Contexto. El Salmo 116 pertenece a los salmos del Hallel (113-118), cantados en las fiestas de Israel y, según la tradición, en la noche de la Pascua. Es un salmo de acción de gracias individual: el salmista ha sido librado de las cuerdas de la muerte y de la angustia (vv. 3-4), y ahora confiesa públicamente la misericordia del Señor ante la congregación. Sus destinatarios originales eran los adoradores del pacto reunidos en el templo, y por extensión todo creyente que ha clamado y ha sido oído.

Explicación. «Vuelve, alma mía, a tu reposo» es un llamado del salmista a su propia alma, una conversación interior en que la fe ordena a la inquietud que cese. El término hebreo traducido «reposo» (menujá) evoca el descanso de la tierra prometida y, en clave reformada, el reposo definitivo que solo Dios concede al pecador justificado. El motivo no es el mérito del hombre sino la acción soberana de Dios: «porque Jehová te ha hecho bien». El verbo señala un beneficio ya consumado, una obra de la gracia preveniente que el alma no causó ni mereció. Aquí late la doctrina de la perseverancia: quien ha gustado el bien del Señor es sostenido por Él para volver una y otra vez al reposo, contra toda turbación.

Referencias relacionadas. El reposo prometido se cumple en Cristo, que dice «venid a mí... y yo os haré descansar» (Mateo 11:28). Hebreos 4:9-10 anuncia el reposo que queda para el pueblo de Dios, en quien cesa de sus propias obras. El diálogo del alma consigo misma resuena en el Salmo 42:5 y 103:1-2, donde el creyente exhorta a su interior a esperar y bendecir. Filipenses 4:6-7 traduce este reposo al lenguaje de la paz que guarda el corazón.

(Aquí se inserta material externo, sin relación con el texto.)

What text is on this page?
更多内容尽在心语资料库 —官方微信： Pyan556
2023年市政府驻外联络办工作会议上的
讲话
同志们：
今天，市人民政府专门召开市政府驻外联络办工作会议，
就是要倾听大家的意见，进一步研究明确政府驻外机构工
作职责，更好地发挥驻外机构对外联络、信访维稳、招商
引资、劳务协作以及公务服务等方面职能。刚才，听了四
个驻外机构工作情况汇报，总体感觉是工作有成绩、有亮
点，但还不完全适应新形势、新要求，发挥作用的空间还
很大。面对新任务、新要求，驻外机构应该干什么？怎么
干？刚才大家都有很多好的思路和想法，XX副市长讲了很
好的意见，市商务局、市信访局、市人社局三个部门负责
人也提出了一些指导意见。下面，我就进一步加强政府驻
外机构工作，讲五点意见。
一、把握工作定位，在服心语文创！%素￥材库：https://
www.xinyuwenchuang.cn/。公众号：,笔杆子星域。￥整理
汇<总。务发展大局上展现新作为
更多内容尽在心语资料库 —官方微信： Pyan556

Aplicación práctica. El alma cristiana es propensa a la agitación, a llevar cargas que el Señor ya ha quitado. Este versículo nos enseña a predicarnos el evangelio a nosotros mismos: cuando la ansiedad vuelve, no esperamos un sentimiento, sino que recordamos lo que Dios ya hizo en Cristo y mandamos a nuestra alma volver al descanso. Descansar es un acto de fe en la fidelidad probada de Dios, no una huida de las dificultades.

Para reflexionar. ¿Qué cargas estás sosteniendo hoy que el Señor, por su gracia, ya ha tratado, y a qué reposo necesita tu alma volver?